How many years had it been? She had no idea. There was no hunger, no thirst. The chain sawed back and forth. There was a hint of heat, climbing link by link and into her hands. Had the iron softened? Was the metal worn with new, silvery grooves? She had long since stopped checking. The effort was enough. For so long, it had been enough.

Until those damned Hounds.

That, and the inescapable truth that the wagon had slowed, that now there were as many lying on its bed as there were still out in the gloom beyond, heaving desperate on their chains. She could hear the piteous groans, seeping down from the bed directly above her, of those trapped beneath the weight of countless others.

The Hounds had thundered against the sides of the wagon. The Hounds had plunged into the maw of darkness at the very centre.

There had been a stranger, an unchained stranger. Taunting the Hounds-the Hounds! She remembered his face, oh yes, his face. Even after he had vanished…

In the wake of all that, Apsal’ara had attempted to follow the beasts, only to be driven back by the immense cold of that portal-cold so fierce it destroyed flesh, colder even than Omtose Phellack. The cold of negation. Denial.

No greater curse than hope. A lesser creature would have wept then, would have surrendered, throwing herself beneath one of the wheels to be left dragging in the wagon’s wake, nothing more than one more piece of wreckage, of crushed bone and mangled flesh, scraping and tumbling in the stony mud. Instead, she had returned to her private perch, resumed working the chains.

She had stolen the moon once.

She had stolen fire.

She had padded the silent arching halls of the city within Moon’s Spawn.

She was the Lady of Thieves.

And a sword had stolen her life

This will not do, This will not do.

Lying in its usual place on the flat rock beside the stream, the mangy dog lifted its head, the motion stirring insects into buzzing flight. A moment later, the beast rose. Scars covered its back, some deep enough to twist the muscles beneath. The dog lived in the village but was not of it. Nor was the animal one among the village’s pack. It did not sleep outside the entrance to any hut; it allowed no one to Come close. Even the tribe’s horses would not draw near it.

There was, it was agreed, a deep bitterness in its eyes, and an even deeper sorrow. God-touched, the Uryd elders said, and this claim ensured that the dog would never starve and would never be driven away. It would be tolerated, in the manner of all things god-touched.

Surprisingly lithe despite its mangled hip, the dog now trotted through the village, down the length of the main avenue. When it came to the south end, it kept on going, downslope, wending through the moss-backed boulders and the bone-piles that marked the refuse of the Uryd.
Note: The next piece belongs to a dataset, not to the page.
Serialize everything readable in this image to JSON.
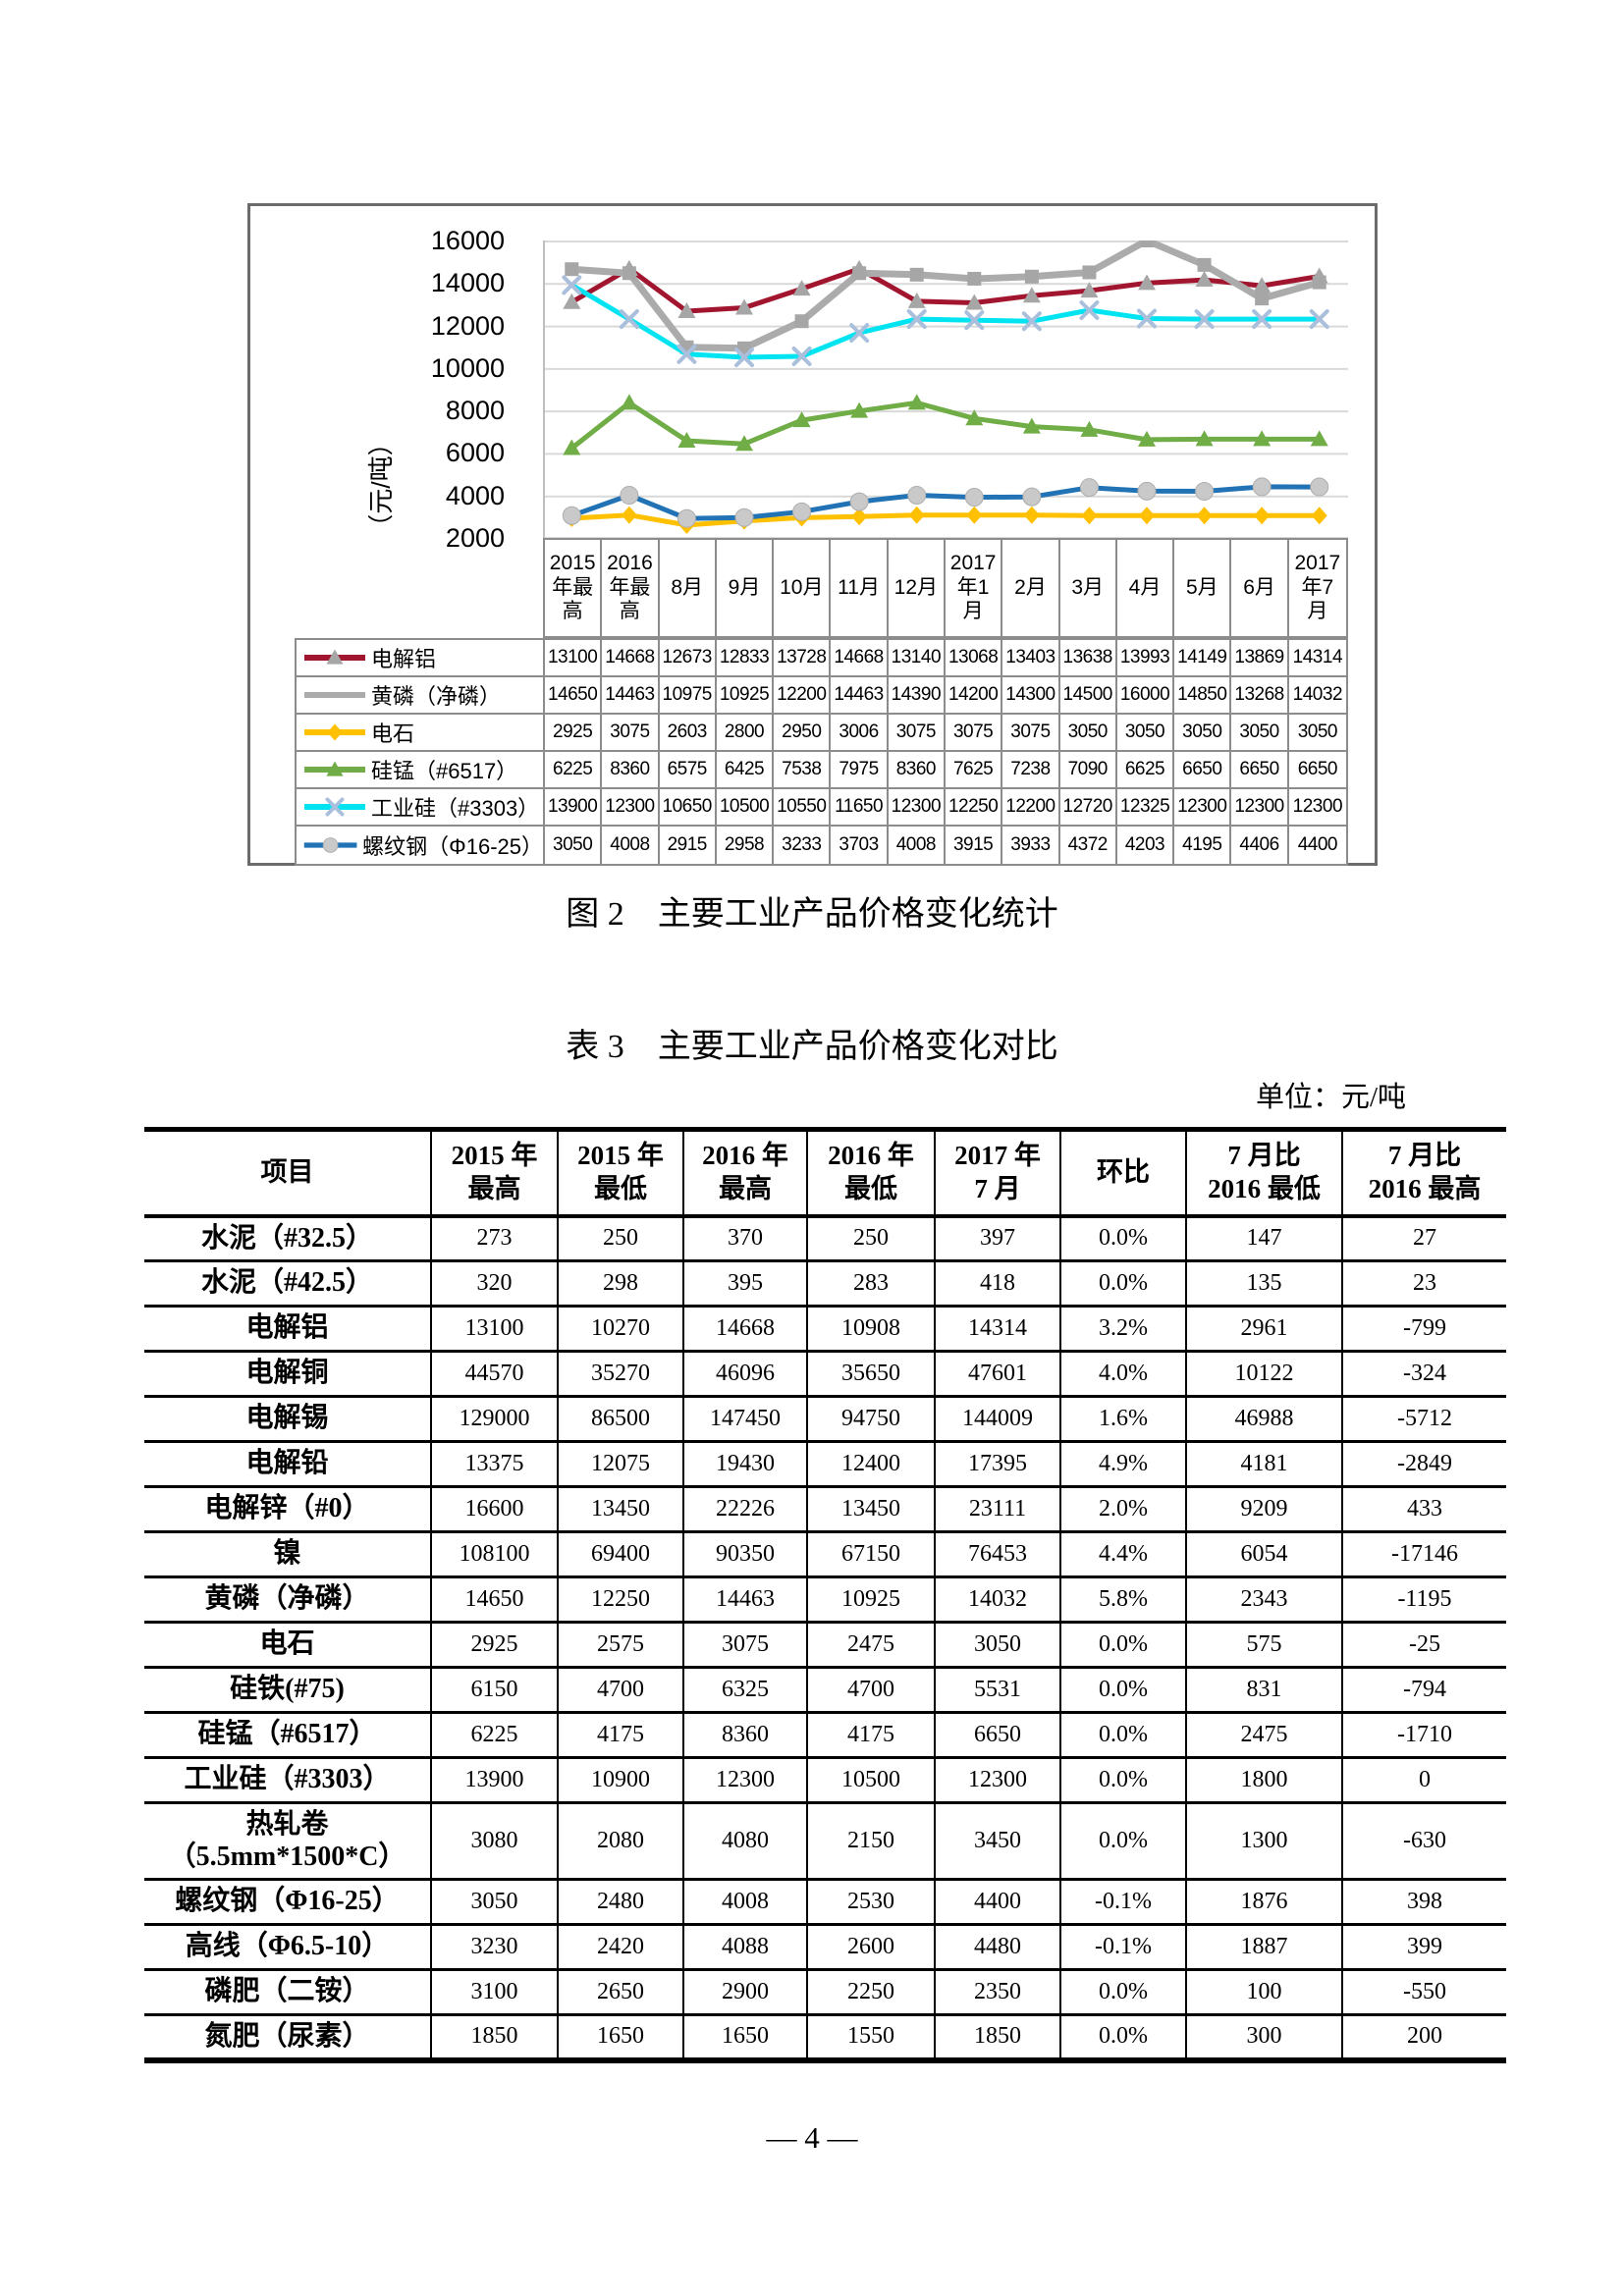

Its departure was noted by two girls still a year or more from their nights of passage into adulthood. There was a similarity to their features, and in their ages they were a close match, the times of their births mere days apart. Neither could be said to be loquacious. They shared the silent language common among twins, although they were not twins, and it seemed that, for them, this language was enough. And so, upon seeing the three-legged dog leave the village, they exchanged a glance, set about gathering what supplies and weapons were near at hand, and then set out, on the dog’s trail.
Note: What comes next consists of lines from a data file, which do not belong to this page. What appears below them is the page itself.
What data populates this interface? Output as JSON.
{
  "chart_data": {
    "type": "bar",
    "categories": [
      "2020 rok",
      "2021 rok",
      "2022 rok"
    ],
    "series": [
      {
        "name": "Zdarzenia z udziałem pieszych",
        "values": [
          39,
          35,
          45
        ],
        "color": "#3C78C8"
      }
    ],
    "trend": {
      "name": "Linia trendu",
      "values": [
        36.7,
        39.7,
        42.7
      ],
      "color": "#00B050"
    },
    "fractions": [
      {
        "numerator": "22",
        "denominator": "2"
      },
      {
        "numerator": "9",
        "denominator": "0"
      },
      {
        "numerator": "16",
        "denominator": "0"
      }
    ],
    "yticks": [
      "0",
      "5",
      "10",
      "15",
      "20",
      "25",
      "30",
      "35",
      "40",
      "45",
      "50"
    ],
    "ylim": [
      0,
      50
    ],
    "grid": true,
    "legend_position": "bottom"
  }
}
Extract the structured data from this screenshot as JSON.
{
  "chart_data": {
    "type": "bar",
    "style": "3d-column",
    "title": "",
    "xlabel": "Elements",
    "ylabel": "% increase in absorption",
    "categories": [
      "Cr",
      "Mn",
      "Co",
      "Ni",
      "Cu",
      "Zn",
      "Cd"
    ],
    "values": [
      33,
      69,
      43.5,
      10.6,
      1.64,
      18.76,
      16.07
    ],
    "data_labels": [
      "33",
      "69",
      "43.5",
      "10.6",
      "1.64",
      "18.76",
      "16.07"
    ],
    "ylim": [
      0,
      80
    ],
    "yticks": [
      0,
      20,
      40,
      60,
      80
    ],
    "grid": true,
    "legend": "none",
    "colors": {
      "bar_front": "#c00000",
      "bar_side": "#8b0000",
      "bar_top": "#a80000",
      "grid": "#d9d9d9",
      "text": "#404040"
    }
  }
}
Their departure was noted, but that was all.

South, down from the great mountains of home, where condors wheeled between the peaks and wolves howled when the winter winds came.

South, towards the lands of the hated children of the Nathii, where dwelt the bringers of war and pestilence, the slayers and enslavers of the Teblor. Where the Nathii bred like lemmings until it seemed there would be no place left in the world for anyone or anything but them.

Like the dog, the two girls were fearless and resolute. Though they did not know it, such traits came from their father, whom they had never met.

The dog did not look back, and when the girls caught up to it the beast maintained its indifference. It was, as the elders had said, god-touched.

Back in the village, a mother and daughter were told of the flight of their children. The daughter wept. The mother did not. Instead, there was heat in a low place of her body, and, for a time, she was lost in remembrances.

‘Oh frail city, where strangers arrive…’

An empty plain beneath an empty night sky. A lone fire, so weak as to be nearly swallowed by the blackened, cracked stones encircling it. Seated on one of the two flat stones close to the hearth, a short, round man with sparse, greasy hair. Faded red waistcoat, over a linen shirt with stained once-white blousy cuffs erupting around the pudgy hands. The round face was flushed, reflecting the flickering flames. From the small knuckled chin dangled long black hairs-not enough to braid, alas-a new affectation he had taken to twirling and stroking when deep in thought, or even shallowly so. Indeed, when not thinking at all, but wishing to convey an impression of serious cogitation, should anyone regard him thoughtfully.